Some symptoms considered typical of burnout are also seen in depression. They include extreme exhaustion, feeling down and reduced performance. Because of this similarity, some people with depression may be mistakenly diagnosed as having burnout. This might lead to inappropriate treatment. For example, a person with depression may be asked to take time off from work to recover. In persons with burnout who are exhausted from work, this may help but depression needs different remedies such as antidepressants or psychotherapy. In burnout, the problems are work-related but in depression, negative thoughts and feelings are not restricted to work but more universal. Other typical symptoms of depression such as low self-esteem, hopelessness and ideas of suicide are not seen in burnout.

What can be done about burnout? At the American Conference on Physician Health held in San Francisco recently, Dr Bryan Sexton, a psychologist from the Duke University presented a simple tool that could be used to reduce the effects of burnout. Though the three features of burnout were emotional exhaustion, depersonalisation and reduced personal efficacy, researchers have found that the main intervention to reduce burnout is to improve a person’s ability to focus on positive emotions. Our perceptions are coloured by how we feel. When we are burnt out it changes what we notice or do not notice of the world around us.

In experiments when people who are stressed are shown negative, positive or neutral images they recall in great detail the negative images but not the positive or neutral images. According to Dr Sexton, “Our brains are hardwired to identify and react to threats. We notice and remember the negative over the positive because there’s an evolutionary advantage in doing so.” Though it makes evolutionary sense to run away from danger rather than wait to admire the beauty of the scenery, in our present world it is detrimental to our wellbeing and happiness.
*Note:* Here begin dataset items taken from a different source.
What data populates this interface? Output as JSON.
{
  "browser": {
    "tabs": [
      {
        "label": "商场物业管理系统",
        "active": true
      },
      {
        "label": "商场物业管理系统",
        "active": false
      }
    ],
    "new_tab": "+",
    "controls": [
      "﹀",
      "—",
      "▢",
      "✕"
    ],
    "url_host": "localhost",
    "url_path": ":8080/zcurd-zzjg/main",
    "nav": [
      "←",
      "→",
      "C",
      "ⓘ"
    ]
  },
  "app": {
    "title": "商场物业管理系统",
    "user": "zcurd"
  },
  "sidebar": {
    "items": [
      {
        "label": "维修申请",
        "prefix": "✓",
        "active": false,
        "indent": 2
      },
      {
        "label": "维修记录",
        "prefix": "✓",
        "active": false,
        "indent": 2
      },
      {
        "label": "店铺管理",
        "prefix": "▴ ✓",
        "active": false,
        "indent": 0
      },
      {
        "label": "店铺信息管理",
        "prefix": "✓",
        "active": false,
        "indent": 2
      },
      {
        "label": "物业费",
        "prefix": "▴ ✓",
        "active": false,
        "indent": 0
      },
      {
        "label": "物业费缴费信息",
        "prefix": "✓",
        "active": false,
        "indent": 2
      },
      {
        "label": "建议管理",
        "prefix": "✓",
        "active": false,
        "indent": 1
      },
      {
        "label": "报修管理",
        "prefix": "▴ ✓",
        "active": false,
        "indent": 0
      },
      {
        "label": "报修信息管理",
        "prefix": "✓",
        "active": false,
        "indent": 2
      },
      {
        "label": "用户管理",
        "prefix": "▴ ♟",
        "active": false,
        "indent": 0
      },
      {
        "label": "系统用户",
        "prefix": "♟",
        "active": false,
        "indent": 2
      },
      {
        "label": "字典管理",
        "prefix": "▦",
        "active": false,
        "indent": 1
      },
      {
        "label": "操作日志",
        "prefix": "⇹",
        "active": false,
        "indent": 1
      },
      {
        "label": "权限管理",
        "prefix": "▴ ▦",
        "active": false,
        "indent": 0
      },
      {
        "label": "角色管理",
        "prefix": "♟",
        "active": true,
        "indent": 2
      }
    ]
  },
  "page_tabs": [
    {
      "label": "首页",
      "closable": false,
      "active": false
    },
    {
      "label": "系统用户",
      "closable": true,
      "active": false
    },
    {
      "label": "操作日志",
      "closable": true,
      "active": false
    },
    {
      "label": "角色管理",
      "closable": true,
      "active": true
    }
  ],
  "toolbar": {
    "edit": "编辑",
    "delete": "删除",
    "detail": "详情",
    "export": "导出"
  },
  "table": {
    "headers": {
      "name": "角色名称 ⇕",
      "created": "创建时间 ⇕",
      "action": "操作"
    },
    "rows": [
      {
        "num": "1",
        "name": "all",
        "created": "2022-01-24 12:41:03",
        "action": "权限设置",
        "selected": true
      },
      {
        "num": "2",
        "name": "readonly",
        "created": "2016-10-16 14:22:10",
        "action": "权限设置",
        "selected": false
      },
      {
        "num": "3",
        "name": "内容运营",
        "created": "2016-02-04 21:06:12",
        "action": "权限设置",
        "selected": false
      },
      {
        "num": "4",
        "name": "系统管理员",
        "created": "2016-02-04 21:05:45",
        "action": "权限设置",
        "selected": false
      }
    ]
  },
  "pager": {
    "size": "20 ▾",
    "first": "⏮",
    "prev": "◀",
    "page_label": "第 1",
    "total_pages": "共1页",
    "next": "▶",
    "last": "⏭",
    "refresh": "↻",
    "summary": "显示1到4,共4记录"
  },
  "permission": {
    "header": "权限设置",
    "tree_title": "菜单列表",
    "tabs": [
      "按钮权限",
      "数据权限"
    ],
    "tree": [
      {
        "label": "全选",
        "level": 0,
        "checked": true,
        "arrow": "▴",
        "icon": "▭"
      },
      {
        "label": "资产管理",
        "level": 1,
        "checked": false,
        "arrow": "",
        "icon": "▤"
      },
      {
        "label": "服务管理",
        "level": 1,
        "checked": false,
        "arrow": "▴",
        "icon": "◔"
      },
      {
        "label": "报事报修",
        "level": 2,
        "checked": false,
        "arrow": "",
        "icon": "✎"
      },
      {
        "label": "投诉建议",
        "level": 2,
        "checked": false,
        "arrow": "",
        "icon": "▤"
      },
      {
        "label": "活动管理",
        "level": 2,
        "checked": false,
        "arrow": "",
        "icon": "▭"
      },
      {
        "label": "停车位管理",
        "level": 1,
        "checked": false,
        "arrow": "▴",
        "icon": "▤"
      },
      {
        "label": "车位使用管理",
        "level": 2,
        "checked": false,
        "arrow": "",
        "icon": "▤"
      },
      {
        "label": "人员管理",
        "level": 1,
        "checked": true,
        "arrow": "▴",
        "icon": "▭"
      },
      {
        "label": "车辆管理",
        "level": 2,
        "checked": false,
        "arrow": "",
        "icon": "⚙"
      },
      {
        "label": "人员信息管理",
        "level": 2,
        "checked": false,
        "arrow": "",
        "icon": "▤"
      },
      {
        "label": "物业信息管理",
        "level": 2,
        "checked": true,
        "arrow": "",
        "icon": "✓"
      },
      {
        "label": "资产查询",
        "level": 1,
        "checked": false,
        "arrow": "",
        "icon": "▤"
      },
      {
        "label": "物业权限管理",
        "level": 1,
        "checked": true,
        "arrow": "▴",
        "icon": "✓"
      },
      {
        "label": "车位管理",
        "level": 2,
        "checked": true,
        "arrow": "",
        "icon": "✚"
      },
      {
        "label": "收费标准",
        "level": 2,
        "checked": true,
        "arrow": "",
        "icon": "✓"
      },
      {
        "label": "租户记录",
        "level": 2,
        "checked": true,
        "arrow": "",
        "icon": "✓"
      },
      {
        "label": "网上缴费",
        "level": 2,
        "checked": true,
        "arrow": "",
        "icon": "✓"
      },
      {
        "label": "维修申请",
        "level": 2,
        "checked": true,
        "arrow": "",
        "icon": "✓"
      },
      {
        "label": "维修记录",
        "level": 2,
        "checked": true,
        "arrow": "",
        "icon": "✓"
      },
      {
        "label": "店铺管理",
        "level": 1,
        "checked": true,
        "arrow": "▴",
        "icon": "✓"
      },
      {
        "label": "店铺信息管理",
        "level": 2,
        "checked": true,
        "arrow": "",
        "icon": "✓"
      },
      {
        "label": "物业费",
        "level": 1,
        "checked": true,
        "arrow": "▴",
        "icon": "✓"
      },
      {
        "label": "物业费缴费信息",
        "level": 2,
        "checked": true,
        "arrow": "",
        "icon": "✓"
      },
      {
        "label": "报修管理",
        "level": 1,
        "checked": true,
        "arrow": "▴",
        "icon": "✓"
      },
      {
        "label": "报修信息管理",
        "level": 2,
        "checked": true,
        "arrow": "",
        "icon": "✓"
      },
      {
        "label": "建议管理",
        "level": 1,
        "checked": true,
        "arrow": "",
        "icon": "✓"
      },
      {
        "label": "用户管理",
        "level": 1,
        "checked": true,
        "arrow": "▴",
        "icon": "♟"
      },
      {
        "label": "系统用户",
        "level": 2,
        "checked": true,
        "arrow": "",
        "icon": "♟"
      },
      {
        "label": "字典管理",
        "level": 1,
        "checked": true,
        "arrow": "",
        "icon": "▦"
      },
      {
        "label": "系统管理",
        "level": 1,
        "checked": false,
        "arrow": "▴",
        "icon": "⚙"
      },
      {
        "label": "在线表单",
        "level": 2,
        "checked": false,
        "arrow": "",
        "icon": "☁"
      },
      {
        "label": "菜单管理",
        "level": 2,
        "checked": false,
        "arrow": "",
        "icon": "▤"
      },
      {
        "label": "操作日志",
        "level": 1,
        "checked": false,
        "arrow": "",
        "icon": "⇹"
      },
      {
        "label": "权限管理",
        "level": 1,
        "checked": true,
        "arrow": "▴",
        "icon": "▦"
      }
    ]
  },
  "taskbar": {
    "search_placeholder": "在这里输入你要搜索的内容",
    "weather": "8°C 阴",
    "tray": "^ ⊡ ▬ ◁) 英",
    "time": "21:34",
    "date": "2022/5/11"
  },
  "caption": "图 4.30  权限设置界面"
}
Dr Sexton and his team tested a simple programme called ‘Three Good Things’ to reduce burnout. For the study, volunteers, just before going to bed, wrote down three good things that happened to them that day. They also labelled each item with one of 10 emotions that have been most closely linked to burnout; joy, gratitude, serenity, interest, hope, pride, amusement, inspiration, awe and love. These positive events need not be major but even minor ones such as watching a movie or spending time with friends count. It is important to take time to write out the events in detail rather than simply remembering the events. Just doing the exercise in our heads does not have the same lasting benefits. The programme retrains our brains to focus on the positive and our role in bringing about positive things.

There are other ways to incorporate the three good things programme into our lives. You can share the three good things with your family, friends or team members in your work place. The sharing appears to extend the benefit. Using this simple programme, 148 internal medicine residents at Duke Medicine, decreased burnout by 15% in just two weeks. A year after the intervention ended, 48% remained resilient, suggesting a lasting effect. There was also significantly less depression, less conflict and better work-life balance.

Another method suggested by Dr Sexton to reduce burnout and increase resilience is to write a letter of appreciation to someone who has had a lasting and positive impact on your life. After writing it is best to read it to the person concerned or if the person is deceased to someone who knew that person well. Even if you do not share the letter, the act of writing will have a positive impact on your mental wellbeing.
The third method advised by Dr Sexton is what he calls “awe intervention.” Finding awe is not difficult, look at a photograph of a beautiful place, take time to admire it. If you have time to travel find something new in nature. “There is such profound beauty and grace in the world,” says Sexton, “When we reconnect with the emotion of awe, it helps us feel inspired and time slows down.”

Three simple things you can do to make your job more fulfilling and your life happier. Just try it.